The Idea of You, BBC iPlayer, Directed by Michael Showalter, Screenplay by Michael Showalter and Jennifer Westfeldt, Based on The Idea of You (novel) by Robinne Lee.

https://www.bbc.co.uk/iplayer/episode/m002mrgq/the-idea-of-you

https://en.wikipedia.org/wiki/The_Idea_of_You

Straightforward rom-com.

What’s the hook? Solène Marchand uses the wrong toilet.

I used to do it quite a lot. Pee up closes and against the side of the bus at football matches. But it has to be a lot classier. Cause Solene is really Anne Hathaway. It needs to be something better than that. You can’t just have Anne Hathaway peeing outside, or at all, if possible, because stars like that don’t usually pee.

Solene/Anne Hathaway has to have a trailer. You know, like on film sets. But this isn’t a film set. Although it is a film set, because it is an Amazon film.

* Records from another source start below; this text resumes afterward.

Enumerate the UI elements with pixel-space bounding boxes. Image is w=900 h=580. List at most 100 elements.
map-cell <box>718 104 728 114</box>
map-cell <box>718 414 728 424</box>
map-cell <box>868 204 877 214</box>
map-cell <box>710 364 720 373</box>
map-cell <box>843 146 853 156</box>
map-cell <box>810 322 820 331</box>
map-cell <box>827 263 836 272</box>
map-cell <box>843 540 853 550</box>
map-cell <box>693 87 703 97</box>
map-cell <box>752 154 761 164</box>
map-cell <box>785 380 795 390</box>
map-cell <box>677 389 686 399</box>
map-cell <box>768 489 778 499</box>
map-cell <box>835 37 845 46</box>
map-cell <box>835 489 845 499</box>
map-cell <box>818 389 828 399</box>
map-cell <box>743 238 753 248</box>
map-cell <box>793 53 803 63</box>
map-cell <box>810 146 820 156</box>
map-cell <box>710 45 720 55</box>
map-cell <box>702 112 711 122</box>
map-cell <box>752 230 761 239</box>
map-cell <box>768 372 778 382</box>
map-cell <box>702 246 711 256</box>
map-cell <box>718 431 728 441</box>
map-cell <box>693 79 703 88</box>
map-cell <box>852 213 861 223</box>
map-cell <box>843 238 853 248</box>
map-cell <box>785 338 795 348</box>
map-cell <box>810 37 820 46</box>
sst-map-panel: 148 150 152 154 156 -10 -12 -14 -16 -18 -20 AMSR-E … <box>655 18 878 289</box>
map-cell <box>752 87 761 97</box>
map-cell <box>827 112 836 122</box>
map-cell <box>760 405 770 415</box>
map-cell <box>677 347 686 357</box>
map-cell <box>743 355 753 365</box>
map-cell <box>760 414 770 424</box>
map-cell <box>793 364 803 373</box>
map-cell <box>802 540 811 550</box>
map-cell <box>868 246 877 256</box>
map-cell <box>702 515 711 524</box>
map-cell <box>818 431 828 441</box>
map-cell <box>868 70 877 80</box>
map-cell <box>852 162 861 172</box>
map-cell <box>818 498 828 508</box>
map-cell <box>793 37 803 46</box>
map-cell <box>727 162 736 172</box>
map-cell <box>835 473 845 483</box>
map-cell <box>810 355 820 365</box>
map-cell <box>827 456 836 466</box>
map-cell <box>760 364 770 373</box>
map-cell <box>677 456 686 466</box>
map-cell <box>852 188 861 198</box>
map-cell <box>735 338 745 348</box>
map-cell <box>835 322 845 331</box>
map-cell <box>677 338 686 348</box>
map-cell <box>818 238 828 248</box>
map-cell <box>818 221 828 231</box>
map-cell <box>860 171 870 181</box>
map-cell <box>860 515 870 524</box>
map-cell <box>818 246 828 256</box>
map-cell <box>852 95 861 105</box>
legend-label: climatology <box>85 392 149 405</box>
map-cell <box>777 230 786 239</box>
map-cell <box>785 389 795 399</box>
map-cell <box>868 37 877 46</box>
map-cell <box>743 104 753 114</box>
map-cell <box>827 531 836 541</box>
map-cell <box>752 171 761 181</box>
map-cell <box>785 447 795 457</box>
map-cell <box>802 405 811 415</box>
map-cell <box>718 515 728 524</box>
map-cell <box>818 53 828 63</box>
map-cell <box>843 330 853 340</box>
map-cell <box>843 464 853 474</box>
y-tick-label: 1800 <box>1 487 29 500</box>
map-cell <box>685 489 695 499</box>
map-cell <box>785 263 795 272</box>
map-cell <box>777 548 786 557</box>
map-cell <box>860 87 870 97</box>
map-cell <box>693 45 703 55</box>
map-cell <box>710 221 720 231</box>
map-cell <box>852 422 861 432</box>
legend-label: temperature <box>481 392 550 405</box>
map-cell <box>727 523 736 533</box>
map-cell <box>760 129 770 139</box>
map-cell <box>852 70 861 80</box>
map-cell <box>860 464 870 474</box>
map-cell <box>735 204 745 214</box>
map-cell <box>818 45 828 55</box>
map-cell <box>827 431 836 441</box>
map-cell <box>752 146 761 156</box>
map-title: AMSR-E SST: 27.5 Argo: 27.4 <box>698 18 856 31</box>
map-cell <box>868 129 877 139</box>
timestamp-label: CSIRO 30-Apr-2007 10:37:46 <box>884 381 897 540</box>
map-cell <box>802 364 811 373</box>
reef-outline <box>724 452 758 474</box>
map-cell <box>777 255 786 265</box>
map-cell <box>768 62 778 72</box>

But a pretend of a pretend film set in which Solene needs to...you know, go—and she’s also escaping from the attention of an elderly woman fan of August Moon. It’s a bit embarrassing, because that’s the band Solene’s sixteen-year-old daughter liked when she was a wee girl. A bit like Take That or One Direction. Cheesy.

Solene gets to use the VIP toilets because her ex-husband is the kind of douche-bag that’s always letting their daughter down and blaming someone else. He seems pretty wealthy. As do everyone in the film. Solene works in an art gallery. They live in a lovely but modest five-bedroom house and the only thing missing is a dog and a husband that really appreciated her. But she’s got lots of supportive friends and Solene is still Anne Hathaway. That’s got to be good. Right?

Meet-cute.

The VIP toilet is full of VIPs. Or one VIPeeing. Hayes Campbell (Nicholas Galitzine) is one of the lead singers in the boy band. He’s the English one. The handsome one. Well, Solene certainly thinks so. He explains it’s not really a public toilet, but his personal trailer (we’ve already covered that aspect—we don’t need a trailer).

So they fall in love over a pee.

Plot. Boy meets girl. Boy loses girl. Boy meets girl again (and they live happily ever after).

Will he, will he, will he, won’t he? Oh no!

There are a couple of problems with Solene/Anne Hathaway being totally gorgeous and having sex without having sex. So we get the wave scenes and tumbling waters and lots of handholding and smouldering kisses.

But then she’s really old(er). So we’ve got to see her being the everyday type of girl that works in the library, but when she takes her specs off (or puts them on) becomes a sex goddess that doesn’t have sex. Think about that scene in A Wonderful Life, when after James Stewart has jumped from the bridge and Clarence the angel has given him his wish that he never be born. His wife is no longer his wife. You guessed it. She’s a librarian. You guessed it. Unmarried. Wears specs.

Solene doesn’t want to go to the pool. The other band members’ girlfriends are there. They’re so much younger. So she puts on a hat and wraps herself in a long gown. But she’s still Anne Hathaway, the prettiest girl poolside with the best body (we seen the waves moving).

Boy loses girl.

Girl loses boy.

Reconciliation. Romance.

It happens Rod Stewart and Britt Ekland. She’s the wow factor. And if Rod the Mod didn’t have a little nibble at Susan George and a jet plane of other younger girls, who knows what would have happened?

Ageing is like sex. You don’t want to show too much onscreen. Solene/ Anne Hathaway has to remain the same gorgeous person, but have to get used to having a different hair-do. So when her much younger love turns up on her doorstep with metaphorical roses, he recognises her.

Imagine what would have happened if she was a wee fatty? Or he was a wee baldy. Dream on. It’s Anne Hathaway. Different, but the same Solene. Maybe, put that thought on hold.